Desde a escolha de imagens de recipientes das subvenções - só políticos do PS e PSD (à exceção de Zita Seabra, que foi PCP mas até há pouco tempo associada ao PSD), para dar a ideia de que as subvenções são um vício exclusivo do centrão e que ambos os partidos são "farinha do mesmo saco" - à alegação de que PS e PSD quiseram "repor" as subvenções em 2014, trata-se de uma manipulação grosseira que chega à desonestidade.

Recorde-se que as normas, de 1985, que permitiam a existência destas subvenções para deputados, governantes e juízes do TC que perfizessem 12 anos (seguidos ou interpolados) de mandato e primeiros-ministros e presidentes do parlamento que desempenhassem as funções durante quatro anos foram revogadas pelo governo PS de maioria absoluta, em 2005.

Essa revogação manteve porém os chamados "direitos adquiridos": quem já as recebia ou na legislatura 2005/2009 perfazia o tempo necessário para as requerer não perdia o direito, mas passava a haver limitações na acumulação com vencimentos de cargos públicos. Em 2012, o governo Passos impôs mais limitações, na acumulação com vencimentos do privado. Na lista dos 318 recipientes das subvenções há vários com estas cortadas total ou parcialmente por esse motivo.

Já o episódio de 2014 mencionado pelo BE disse respeito à proposta de deputados do PS e PSD de acabar com cortes decretados pelo Orçamento de Estado desse ano, o qual impusera uma condição de recursos para A subvenção (quem tivesse rendimentos mensais de 2000 euros ou mais perdia o direito a ela). A proposta não chegaria a avançar devido ao clamor público mas em 2016 o Tribunal Constitucional determinaria que aqueles cortes eram inconstitucionais, e as subvenções em falta foram pagas. Naturalmente, não há no vídeo do BE qualquer menção à decisão do TC - baralhava a demagogia. Também não aparece a informação de que todos os partidos, do CDS aos Verdes, passando pelo PCP, têm gente na famosa lista; os eleitos do BE, que só chegaram ao parlamento em 1999, nunca tiveram sequer a hipótese de se confrontar com a decisão, ou tentação, de pedir ou não a subvenção.

Entendamo-nos: pode-se, claro, estar contra as subvenções ou qualquer outro tipo de compensação por desempenho de cargos públicos, ou discordar (eu discordo) da fórmula específica de subvenção que vigorou em Portugal. Mas debater o assunto com seriedade implica perguntarmo-nos se é descabido que quem se dedica, por um período alargado de tempo, à causa pública e à atividade política possa ter alguma compensação quando abandona os cargos ou "ajuda" na reintegração profissional.

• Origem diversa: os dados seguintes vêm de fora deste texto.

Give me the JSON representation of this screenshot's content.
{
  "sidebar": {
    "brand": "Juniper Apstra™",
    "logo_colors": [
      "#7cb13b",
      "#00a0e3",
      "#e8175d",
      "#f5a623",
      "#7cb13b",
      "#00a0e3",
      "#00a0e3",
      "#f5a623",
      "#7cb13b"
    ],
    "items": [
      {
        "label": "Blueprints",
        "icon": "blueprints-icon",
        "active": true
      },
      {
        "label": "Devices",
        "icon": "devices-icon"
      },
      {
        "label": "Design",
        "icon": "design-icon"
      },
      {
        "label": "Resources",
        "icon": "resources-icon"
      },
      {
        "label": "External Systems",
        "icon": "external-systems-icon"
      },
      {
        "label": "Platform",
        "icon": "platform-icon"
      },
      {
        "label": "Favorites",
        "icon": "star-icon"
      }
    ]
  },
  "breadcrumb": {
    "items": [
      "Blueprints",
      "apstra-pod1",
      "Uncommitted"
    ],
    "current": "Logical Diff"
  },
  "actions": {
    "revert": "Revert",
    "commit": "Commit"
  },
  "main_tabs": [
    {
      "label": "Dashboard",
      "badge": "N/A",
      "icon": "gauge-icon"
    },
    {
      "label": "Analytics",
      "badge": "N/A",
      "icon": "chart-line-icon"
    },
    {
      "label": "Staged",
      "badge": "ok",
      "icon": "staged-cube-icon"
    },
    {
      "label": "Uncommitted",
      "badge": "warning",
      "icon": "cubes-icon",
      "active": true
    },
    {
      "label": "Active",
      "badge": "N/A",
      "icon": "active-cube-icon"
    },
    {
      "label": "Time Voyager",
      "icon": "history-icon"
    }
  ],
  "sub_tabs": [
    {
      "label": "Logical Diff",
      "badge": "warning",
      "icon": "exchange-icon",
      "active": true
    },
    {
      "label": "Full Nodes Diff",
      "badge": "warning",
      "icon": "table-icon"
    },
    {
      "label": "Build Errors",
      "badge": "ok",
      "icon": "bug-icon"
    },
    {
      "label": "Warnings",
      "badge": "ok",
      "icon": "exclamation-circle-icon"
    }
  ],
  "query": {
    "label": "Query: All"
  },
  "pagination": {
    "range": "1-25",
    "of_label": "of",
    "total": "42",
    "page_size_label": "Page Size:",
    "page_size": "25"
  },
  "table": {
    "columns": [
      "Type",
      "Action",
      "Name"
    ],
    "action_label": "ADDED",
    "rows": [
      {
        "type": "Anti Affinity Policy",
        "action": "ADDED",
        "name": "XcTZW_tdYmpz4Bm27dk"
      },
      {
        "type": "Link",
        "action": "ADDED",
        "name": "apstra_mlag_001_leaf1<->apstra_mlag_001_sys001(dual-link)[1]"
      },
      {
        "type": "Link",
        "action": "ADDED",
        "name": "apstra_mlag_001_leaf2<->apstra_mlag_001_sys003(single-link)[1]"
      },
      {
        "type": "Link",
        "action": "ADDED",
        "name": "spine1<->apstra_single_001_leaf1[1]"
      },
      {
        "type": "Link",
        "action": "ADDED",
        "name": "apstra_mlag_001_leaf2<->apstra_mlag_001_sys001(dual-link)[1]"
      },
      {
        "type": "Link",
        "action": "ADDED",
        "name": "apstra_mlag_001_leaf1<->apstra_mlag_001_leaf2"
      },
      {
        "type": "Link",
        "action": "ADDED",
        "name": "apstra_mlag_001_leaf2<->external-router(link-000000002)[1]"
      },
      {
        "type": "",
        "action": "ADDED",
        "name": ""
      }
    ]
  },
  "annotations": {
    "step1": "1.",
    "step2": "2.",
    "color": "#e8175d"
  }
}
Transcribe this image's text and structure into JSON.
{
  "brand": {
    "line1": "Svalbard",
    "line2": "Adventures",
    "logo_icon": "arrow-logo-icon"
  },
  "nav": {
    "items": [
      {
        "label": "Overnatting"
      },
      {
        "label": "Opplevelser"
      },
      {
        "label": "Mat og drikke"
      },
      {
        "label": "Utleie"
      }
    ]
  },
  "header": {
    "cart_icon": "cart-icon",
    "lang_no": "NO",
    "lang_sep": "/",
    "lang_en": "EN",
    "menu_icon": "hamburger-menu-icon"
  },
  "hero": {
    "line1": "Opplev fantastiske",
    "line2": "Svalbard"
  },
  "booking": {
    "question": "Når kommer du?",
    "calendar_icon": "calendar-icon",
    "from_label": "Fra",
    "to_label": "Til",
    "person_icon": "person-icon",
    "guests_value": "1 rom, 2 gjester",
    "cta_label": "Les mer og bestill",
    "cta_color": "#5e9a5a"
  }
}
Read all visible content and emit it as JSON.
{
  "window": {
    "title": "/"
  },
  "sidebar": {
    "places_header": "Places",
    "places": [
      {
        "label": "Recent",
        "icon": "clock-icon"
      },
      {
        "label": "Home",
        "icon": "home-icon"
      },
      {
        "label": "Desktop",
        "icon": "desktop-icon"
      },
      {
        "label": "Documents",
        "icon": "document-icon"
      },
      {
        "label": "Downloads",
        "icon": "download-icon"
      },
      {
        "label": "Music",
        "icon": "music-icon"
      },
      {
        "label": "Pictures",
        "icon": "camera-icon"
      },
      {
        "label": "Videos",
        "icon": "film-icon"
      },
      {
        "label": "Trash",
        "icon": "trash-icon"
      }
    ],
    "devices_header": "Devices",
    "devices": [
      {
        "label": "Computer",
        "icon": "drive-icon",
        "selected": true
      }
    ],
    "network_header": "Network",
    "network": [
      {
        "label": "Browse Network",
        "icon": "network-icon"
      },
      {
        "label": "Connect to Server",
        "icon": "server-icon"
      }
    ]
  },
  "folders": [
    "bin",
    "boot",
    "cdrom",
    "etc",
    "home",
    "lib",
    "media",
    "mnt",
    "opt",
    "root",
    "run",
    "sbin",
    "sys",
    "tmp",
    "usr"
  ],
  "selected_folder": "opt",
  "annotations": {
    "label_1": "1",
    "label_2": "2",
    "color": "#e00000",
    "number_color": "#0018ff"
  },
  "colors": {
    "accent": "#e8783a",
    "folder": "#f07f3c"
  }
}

Dos EUA à França, do Reino Unido à Suécia, as democracias ocidentais previram mecanismos de compensação e/ou reintegração para quem acaba mandatos políticos - talvez porque em democracia é normal as pessoas não ficarem lá para sempre.

A resposta é capaz de não ser tão fácil como parece. É que se há tanta gente com ideias irredutíveis sobre o inaceitável que é deputados, membros dos governos nacionais e regionais e até primeiros-ministros poderem beneficiar desse tipo de benefício, não me lembro de alguém propor acabar com as subvenções vitalícias dos PR, criadas em 1984. Porquê, se se trata também de um cargo político? Se aceitamos (e bem, na minha opinião) que um presidente depois de sair de funções deve continuar a ter um salário alto e uma série de "mordomias", não sendo obrigado a procurar trabalho - se tiver idade para isso -, que há de tão escandaloso na possibilidade de existir algum tipo de apoio para a reintegração na "vida normal" de quem desempenhou outro tipo de cargos políticos?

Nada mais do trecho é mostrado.